-
Notifications
You must be signed in to change notification settings - Fork 3.4k
Description
Cilium Feature Proposal
This "CFP" is about the interaction between network policies, clustermesh and already provides two possible paths to improve the current situation. See this as taking a step back about policies and clustermesh interaction, collecting the pros/cons about the current ways of dealing with that interaction and trying to determine if we should keep the current behavior and improve it or change it.
Problem/context statement
Policies in a clustermesh environment allow by default the traffic to all clusters endpoints also matching the same labels unless if the cluster name is explictly specified (see https://docs.cilium.io/en/latest/network/clustermesh/policy/#allowing-specific-communication-between-clusters). This does have various usability and/or security complication such as:
- a policy made for an "isolated" cluster can't be directly applied/transposed in a clustermesh cluster
- it's easy to over reach to allow traffic to all clusters instead of only the local cluster
- to actually restrict to a local cluster a policy must be self aware of the local cluster name
This could affect any policy and in particular I think the most notable scenario could be related to CCNP, regular Network policies that are "packaged" with some third party deployments (for instance an helm chart) that a user may install and probably host policies (?).
On a more positive note this behavior of allowing clustermesh traffic by default does lower the barrier between clusters and could in a way make it easier to adopt clustermesh.
Possible Solutions
Keep the current behavior
One solution could be to keep the current behavior. In that case, we should most likely also make it extra clear in the docs that the traffic is authorized for all clusters by default and do this in several places so that a maximum of users would notice and understand this.
And it would be nice to create a way for a policy to be able to reference his local cluster without knowing its name. For instance, one way to do that could be to have a special value @self
or @local
that would be translated to the local cluster name. Something like that for instance:
apiVersion: "[cilium.io/v2](http://cilium.io/v2)"
kind: CiliumNetworkPolicy
metadata:
name: "allow-local-cluster"
spec:
description: "Allow x-wing to contact rebel-base in local cluster"
endpointSelector:
matchLabels:
name: x-wing
egress:
- toEndpoints:
- matchLabels:
name: rebel-base
io.cilium.k8s.policy.cluster: "@self"
There might be a better way to express this in another way as this way would be a new pattern in the cilium policy system.
Change the default to assume the local cluster
A bit like the namespace is auto assumed/selected for a CNP or regular NetworkPolicy, we could make the cluster name also selected by default unless the user overrides and explicitly selects a cluster. Hopefully we could use a similar implementation to avoid all the possible pitfalls.

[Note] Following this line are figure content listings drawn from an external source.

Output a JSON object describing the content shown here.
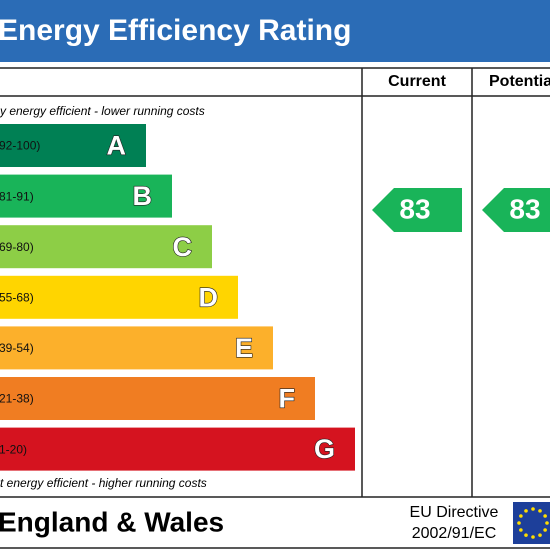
{
  "header": {
    "title": "Energy Efficiency Rating"
  },
  "columns": {
    "current": "Current",
    "potential": "Potentia"
  },
  "top_note": "y energy efficient - lower running costs",
  "bottom_note": "t energy efficient - higher running costs",
  "bands": [
    {
      "range": "92-100)",
      "letter": "A"
    },
    {
      "range": "81-91)",
      "letter": "B"
    },
    {
      "range": "69-80)",
      "letter": "C"
    },
    {
      "range": "55-68)",
      "letter": "D"
    },
    {
      "range": "39-54)",
      "letter": "E"
    },
    {
      "range": "21-38)",
      "letter": "F"
    },
    {
      "range": "1-20)",
      "letter": "G"
    }
  ],
  "ratings": {
    "current": 83,
    "potential": 83
  },
  "footer": {
    "region": "England & Wales",
    "directive_line1": "EU Directive",
    "directive_line2": "2002/91/EC"
  }
}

Selecting all the clusters would be similar to the current way to select all the namespace with a match expression by checking if the label io.cilium.k8s.policy.cluster
exists like so:
matchExpressions:
- key: io.cilium.k8s.policy.cluster
operator: Exists
This doesn't seems to be possible for regular NetworkPolicies from "networking.k8s.io", we should clarify in that case what would be the behavior. For instance we could restrict to the local cluster by default and suggest to use to CNP otherwise.
If we were doing something like this, the breaking change could be handled with a new flag to enable/disable this new behavior. For instance, the new behavior could be enabled by default and we keep this option to disable it for at least 1 or 2 Cilium versions.